As promised…
We bring you our first attempt at “stump the chumps”. This is where we are presented with a challenging diagnostic case and we think out loud as we reason our way through it. You can play along as you hear the case unfold.
Once you’ve listened you can learn more about the disease process discussed by reading this excellent review article.
And as always you can leave us feedback and suggestions by clicking on the Leave a Comment link on the upper-left menu.
Thanks a lot
Hi there,I check your blogs named “Episode 5: Stump the Chumps – IMreasoning” on a regular basis.Your story-telling style is witty, keep it up! And you can look our website about proxy server list.
Really enjoyed this – keep them coming please!
Few comments- First, in my hazy memory we won 3-2. OK so it was not a masterpiece but who knew we were facing the finest hitting catcher since Carleton Fisk. You know that joke about the car mechanic and the surgeon? The mechanic says, “when a customer comes in, I, like you, obtain the history, think about the possibilities, run some diagnostics to test my hypotheses and then fix the culprit problem. Why do you make so much more money?” The surgeon says, “yeah but can you do that with the engine running?!” In Dr Dhaliwal’s grand rounds I found… Read more »
Well Eugene you could go home and watch old echocardiograms or you could come to New Zealand where it has been ten years since I filled out an insurance form or a disability form.
Your belief that your team won 3-2 represents a well-known cognitive error called CREATIVE MEMORY where the pain of a past event leads one to reframe that event in less painful, even hopeful terms…
These interesting discussions have reminded me not to acquire any condition that is difficult to diagnose. I am going to stick to the easy stuff, increasing the likelihood of my doc(s) getting it right without challenging their cognitive processes. I also not that patients are not able to tell how good a diagnostician they have until perhaps after it is learned that they got it wrong. Maybe we need every doctor’s office to have a posted grade for their last x months of diagnoses, possibly weighted for how hard those diagnoses were to make. Something like posted restaurant grades here… Read more »
William, not a bad idea to have a some sort of diagnostic accuracy index for each doctor… But this is precisely the kind of feedback tool that no one has been able to develop to date. It is harder than you might think.
Hi Art! Are there other factors in not getting a CT scan right away such as resource limitations related to the health care system down there?
Its very sweet that you are all coming to Art’s defense… for what its worth, here in Auckland, CT scans are almost easier to get than a CXR!
More seriously, what is the line between bias and experience, as it is between profiling and stacking the odds. Should we not base our judgment on our past experiences? Art’s gastritis diagnosis will probably be right 9.5 out of 10 times. Efficiency, and therefore access to YOU, is important too.
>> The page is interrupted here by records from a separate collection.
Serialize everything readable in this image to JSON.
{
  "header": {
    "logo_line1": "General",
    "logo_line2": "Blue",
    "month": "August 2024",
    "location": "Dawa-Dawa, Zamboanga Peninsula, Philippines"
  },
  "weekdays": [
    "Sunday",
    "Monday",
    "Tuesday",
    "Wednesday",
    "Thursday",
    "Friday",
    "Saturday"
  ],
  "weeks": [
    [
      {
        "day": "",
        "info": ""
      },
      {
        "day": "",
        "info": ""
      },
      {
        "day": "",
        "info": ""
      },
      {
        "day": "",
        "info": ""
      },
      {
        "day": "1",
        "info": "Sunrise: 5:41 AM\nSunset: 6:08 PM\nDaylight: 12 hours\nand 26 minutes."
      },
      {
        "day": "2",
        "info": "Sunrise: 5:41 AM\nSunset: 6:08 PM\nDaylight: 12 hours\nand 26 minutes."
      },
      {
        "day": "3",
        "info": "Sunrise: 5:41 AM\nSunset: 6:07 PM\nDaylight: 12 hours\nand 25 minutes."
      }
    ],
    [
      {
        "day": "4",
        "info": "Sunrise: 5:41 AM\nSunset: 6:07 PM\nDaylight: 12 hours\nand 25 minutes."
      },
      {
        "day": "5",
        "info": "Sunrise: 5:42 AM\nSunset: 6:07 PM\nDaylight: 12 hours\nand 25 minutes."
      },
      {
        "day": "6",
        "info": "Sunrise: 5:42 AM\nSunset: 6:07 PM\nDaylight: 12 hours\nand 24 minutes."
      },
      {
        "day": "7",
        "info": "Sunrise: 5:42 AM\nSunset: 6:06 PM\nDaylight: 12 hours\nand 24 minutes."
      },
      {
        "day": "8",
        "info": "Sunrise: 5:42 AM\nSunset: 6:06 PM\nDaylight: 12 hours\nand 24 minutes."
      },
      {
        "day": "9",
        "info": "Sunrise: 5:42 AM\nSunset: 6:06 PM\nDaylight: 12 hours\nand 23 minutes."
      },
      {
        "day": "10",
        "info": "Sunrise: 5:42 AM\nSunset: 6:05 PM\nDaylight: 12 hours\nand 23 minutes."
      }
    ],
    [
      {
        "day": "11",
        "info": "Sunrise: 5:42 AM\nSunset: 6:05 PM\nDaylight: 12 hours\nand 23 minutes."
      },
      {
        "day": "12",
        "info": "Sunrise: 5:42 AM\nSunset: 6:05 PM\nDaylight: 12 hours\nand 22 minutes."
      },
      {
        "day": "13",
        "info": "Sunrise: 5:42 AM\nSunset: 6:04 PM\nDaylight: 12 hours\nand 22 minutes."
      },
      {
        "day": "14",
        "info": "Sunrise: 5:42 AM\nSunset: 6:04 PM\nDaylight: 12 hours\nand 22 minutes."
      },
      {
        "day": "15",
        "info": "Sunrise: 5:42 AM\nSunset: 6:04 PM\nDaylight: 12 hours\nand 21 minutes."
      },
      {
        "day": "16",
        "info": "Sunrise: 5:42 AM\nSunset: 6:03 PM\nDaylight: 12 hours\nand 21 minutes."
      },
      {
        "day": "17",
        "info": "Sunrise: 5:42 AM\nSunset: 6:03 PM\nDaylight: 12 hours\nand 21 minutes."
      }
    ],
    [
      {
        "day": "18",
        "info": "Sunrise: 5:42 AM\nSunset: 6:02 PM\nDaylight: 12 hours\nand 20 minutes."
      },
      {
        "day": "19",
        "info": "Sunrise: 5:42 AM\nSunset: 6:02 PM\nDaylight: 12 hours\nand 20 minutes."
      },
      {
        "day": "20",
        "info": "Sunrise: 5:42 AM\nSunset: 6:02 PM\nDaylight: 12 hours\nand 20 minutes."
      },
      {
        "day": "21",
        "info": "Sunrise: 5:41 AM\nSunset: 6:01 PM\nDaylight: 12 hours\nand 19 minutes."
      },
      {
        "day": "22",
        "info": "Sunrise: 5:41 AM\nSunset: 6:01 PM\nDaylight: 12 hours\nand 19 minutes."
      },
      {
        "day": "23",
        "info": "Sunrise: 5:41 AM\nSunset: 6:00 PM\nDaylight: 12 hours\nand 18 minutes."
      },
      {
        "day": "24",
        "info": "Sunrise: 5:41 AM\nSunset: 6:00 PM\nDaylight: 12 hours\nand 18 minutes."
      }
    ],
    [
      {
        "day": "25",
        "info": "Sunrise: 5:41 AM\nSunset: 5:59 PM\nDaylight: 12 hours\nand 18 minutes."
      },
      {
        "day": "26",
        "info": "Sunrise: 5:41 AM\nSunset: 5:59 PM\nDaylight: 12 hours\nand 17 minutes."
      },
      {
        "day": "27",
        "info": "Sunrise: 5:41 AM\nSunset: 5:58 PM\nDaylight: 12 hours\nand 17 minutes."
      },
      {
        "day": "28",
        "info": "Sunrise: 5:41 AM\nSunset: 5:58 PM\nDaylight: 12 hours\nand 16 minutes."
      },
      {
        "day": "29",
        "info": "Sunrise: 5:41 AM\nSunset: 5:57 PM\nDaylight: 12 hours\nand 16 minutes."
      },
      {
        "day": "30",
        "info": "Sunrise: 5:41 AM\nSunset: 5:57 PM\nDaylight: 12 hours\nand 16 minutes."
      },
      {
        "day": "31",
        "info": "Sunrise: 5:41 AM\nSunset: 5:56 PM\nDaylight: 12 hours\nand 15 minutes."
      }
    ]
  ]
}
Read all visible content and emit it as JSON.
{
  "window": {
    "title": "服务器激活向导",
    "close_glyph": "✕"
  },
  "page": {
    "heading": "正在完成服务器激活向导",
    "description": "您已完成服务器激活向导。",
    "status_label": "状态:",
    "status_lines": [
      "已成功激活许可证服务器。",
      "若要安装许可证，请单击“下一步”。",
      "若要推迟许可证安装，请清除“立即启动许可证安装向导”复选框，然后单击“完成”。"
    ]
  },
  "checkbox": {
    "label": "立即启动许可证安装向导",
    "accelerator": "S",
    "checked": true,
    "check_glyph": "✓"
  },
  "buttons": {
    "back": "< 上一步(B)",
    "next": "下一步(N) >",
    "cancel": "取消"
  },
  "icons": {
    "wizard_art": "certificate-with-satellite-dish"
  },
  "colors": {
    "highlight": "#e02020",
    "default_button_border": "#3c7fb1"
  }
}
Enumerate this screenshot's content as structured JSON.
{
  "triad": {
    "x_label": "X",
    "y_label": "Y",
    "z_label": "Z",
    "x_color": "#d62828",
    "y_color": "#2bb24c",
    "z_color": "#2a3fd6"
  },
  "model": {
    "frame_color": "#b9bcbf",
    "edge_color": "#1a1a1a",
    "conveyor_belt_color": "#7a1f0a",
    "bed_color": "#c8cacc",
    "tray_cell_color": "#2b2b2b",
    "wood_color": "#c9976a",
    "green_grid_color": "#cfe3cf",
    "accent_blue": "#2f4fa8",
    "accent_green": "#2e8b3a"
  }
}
Very good points. Maybe the idea is to be aware. Intuition IS going to be correct 95% of the time, in the hands (brains) of experienced clinicians. Art was beating himself up over his case because he wasn’t even aware that he strictly used intuition, and he never used a cognitive checklist. “sounds and smells like gastritis…could it be something else?…maybe, but no red flags so will stick with gastritis”. Right or wrong, and with no difference to the outcome, that self-talk may be a better error that to not think of it at all…
And in fact Gene and Nic, there WERE red flags, plenty of them, in my case of gastritis. Sudden onset of severe pain, pain requiring morphine. Those things SHOULD have been red flags but weren’t because I had closed my diagnostic mind to other possibilities. I agree that the expert clinician (and I don’t include myself in this category!) will be ‘right’ most of the time but a quick cognitive check can decrease the risk of being wrong, even for the expert and doesn’t take that much more time.
Art
Art, I hate to break it to you, but you are definitely considered an expert clinician. I know its all relative, but on the “all-comers” scale, you’re at the top of the heap.
When Roger Goodell agreed with himself about Brady’s suspension, was that bias? Seriously love the conversations on your podcasts. Keep ’em coming.